Three simple exercise I usually use are the strong man press, the row/sawing exercise and the archers exercise (see below for positions).  I like the strongman position because it allows a bit of cheating with opposite side-bending.  Although not the ideal position, I have found it gives decent positioning for neuromuscular recruitment and most of all, the confidence to one day be able to reach over head.  Concurrently, this position can be very functional.

One must understand the limitations of this exercise.  The other exercise I like, works many of the muscles of the scapulo-thoracic joint in multiple positions.  These are the Row/Saw and Drawing the bow.  They are also great for a home exercise program and to keep the joint moving and continued synovial lubrication.

Strong man press                 Rowing/Saw position        Drawing the bow

I can see within the first month of treatment if we are going to make progress or not.  If for whatever reason I do not see progress or the right patterns forming I will refer back to the patient’s physician.  From a medical standpoint this is what the patient has in store.  A steroid shot, arthrographic distension, supra-scapular nerve block or manipulation under anesthesia (MUA).

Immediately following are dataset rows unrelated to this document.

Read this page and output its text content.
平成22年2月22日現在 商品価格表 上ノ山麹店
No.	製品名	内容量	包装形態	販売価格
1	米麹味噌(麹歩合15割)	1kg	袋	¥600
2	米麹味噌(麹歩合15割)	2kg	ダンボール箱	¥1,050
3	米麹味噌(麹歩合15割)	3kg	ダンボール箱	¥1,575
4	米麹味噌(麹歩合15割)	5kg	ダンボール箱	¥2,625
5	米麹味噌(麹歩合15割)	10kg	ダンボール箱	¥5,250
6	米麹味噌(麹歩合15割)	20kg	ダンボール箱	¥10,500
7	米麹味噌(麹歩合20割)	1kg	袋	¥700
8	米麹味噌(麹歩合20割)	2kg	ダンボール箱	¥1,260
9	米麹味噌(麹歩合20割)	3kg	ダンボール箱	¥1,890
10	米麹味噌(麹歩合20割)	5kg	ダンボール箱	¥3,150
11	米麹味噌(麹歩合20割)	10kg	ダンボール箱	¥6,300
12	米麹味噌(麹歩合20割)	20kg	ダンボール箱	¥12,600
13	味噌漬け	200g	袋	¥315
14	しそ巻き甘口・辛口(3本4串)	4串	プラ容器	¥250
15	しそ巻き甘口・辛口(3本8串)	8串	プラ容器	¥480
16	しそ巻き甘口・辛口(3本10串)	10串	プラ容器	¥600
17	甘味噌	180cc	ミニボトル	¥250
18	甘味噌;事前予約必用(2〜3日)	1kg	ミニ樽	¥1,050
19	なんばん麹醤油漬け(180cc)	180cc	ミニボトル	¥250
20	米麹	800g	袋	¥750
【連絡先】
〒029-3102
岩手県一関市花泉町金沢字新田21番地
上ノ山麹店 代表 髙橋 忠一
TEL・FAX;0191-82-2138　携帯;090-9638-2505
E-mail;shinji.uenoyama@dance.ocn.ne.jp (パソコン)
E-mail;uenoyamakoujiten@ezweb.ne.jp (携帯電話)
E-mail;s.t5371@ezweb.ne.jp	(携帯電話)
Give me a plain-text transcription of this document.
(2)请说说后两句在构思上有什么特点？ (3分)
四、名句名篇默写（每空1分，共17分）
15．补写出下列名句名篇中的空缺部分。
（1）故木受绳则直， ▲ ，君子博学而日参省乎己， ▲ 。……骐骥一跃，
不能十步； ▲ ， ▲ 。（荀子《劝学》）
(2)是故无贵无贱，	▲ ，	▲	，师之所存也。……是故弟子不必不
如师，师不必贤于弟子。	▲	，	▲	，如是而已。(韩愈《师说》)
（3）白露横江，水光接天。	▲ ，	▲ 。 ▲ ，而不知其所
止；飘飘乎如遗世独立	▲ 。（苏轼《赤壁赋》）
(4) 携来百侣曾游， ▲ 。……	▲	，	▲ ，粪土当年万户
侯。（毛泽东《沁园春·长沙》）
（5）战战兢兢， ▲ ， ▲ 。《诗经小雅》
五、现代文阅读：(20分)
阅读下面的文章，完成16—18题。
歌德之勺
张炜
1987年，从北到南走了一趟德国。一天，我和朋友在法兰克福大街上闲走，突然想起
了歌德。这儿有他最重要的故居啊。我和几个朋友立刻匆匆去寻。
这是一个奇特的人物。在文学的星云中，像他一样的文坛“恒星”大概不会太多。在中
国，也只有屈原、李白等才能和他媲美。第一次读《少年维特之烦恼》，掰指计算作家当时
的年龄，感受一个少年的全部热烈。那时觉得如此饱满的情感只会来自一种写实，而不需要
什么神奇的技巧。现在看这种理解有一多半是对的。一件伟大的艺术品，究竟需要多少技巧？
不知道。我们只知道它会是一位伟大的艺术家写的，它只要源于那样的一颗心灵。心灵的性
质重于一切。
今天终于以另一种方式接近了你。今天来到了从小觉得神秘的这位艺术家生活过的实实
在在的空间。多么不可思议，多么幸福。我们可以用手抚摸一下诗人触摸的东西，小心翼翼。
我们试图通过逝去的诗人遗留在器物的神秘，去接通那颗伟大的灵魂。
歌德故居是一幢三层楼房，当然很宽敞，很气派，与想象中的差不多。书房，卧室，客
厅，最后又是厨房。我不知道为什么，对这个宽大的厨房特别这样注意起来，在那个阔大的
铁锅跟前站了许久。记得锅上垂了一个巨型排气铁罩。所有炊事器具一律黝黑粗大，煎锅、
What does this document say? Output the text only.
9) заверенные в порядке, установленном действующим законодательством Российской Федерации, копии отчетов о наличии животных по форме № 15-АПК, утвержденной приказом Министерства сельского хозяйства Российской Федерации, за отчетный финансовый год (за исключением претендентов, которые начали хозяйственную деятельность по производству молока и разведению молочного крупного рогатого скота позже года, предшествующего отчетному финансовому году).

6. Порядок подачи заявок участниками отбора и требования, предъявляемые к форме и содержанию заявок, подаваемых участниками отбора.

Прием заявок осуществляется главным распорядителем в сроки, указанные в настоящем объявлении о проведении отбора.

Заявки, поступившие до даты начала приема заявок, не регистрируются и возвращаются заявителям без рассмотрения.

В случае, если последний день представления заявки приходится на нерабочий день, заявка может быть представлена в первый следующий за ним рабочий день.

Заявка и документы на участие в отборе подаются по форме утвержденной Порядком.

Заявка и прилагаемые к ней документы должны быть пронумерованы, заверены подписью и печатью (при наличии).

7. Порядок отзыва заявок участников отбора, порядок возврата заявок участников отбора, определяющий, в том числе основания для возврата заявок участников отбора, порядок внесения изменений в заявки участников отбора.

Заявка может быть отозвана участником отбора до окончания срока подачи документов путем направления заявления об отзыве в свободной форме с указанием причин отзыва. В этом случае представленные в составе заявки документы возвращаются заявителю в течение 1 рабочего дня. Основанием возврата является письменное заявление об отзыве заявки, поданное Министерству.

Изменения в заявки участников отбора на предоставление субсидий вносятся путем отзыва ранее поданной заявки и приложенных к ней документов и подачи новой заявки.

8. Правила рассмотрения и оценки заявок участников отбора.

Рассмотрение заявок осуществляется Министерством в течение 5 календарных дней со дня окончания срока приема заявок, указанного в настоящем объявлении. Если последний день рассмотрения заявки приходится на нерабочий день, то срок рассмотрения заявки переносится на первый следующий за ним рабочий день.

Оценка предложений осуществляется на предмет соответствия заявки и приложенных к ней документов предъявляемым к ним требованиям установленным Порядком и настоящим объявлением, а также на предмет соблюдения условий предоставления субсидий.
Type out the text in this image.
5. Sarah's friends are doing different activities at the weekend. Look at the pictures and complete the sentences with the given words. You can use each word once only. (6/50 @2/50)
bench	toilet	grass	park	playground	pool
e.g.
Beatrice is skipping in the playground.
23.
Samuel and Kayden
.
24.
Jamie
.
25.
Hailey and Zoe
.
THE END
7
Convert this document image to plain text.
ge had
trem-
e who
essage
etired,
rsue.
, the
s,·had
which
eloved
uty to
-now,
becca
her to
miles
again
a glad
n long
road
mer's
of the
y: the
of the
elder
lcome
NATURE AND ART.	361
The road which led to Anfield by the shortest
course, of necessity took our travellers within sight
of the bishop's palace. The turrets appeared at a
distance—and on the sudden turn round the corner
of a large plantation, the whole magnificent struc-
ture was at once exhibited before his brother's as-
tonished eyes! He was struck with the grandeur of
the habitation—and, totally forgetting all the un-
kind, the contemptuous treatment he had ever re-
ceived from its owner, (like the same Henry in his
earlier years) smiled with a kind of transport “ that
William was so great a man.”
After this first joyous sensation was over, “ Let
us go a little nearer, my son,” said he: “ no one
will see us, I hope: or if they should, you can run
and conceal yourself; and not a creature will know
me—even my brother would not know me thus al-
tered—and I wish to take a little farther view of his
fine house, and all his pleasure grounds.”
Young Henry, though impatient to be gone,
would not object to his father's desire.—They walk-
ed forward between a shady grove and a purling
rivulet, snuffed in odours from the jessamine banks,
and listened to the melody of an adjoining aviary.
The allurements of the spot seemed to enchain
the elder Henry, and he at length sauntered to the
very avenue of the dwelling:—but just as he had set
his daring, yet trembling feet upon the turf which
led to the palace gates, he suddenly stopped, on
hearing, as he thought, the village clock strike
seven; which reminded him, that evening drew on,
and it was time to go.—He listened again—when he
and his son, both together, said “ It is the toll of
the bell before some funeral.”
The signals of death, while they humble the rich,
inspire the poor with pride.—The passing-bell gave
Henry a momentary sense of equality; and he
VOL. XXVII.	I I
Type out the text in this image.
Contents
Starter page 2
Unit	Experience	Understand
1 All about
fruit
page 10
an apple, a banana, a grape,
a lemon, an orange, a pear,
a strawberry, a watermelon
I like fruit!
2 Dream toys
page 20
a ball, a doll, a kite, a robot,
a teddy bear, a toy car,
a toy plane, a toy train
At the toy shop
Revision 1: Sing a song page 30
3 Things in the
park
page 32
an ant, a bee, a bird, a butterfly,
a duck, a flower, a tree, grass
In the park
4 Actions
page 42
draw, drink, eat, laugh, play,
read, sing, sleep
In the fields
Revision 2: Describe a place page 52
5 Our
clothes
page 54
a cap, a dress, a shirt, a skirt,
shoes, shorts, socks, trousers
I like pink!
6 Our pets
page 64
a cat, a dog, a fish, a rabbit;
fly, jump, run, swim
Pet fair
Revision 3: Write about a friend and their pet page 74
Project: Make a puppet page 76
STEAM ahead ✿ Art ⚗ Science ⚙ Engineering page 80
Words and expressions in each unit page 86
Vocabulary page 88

This is all I have seen MD’S and DO’s perform when there is no other option in PT and the patient is limited mentally and physically.  For a deeper look at the medical approach, there is a ton of research out there and numerous articles all over the web.

My program is usually successful if both the patient and therapist meet 3X a week for 8 weeks and there is a true trust and connection.  It’s a commitment for both involved but one of the most rewarding.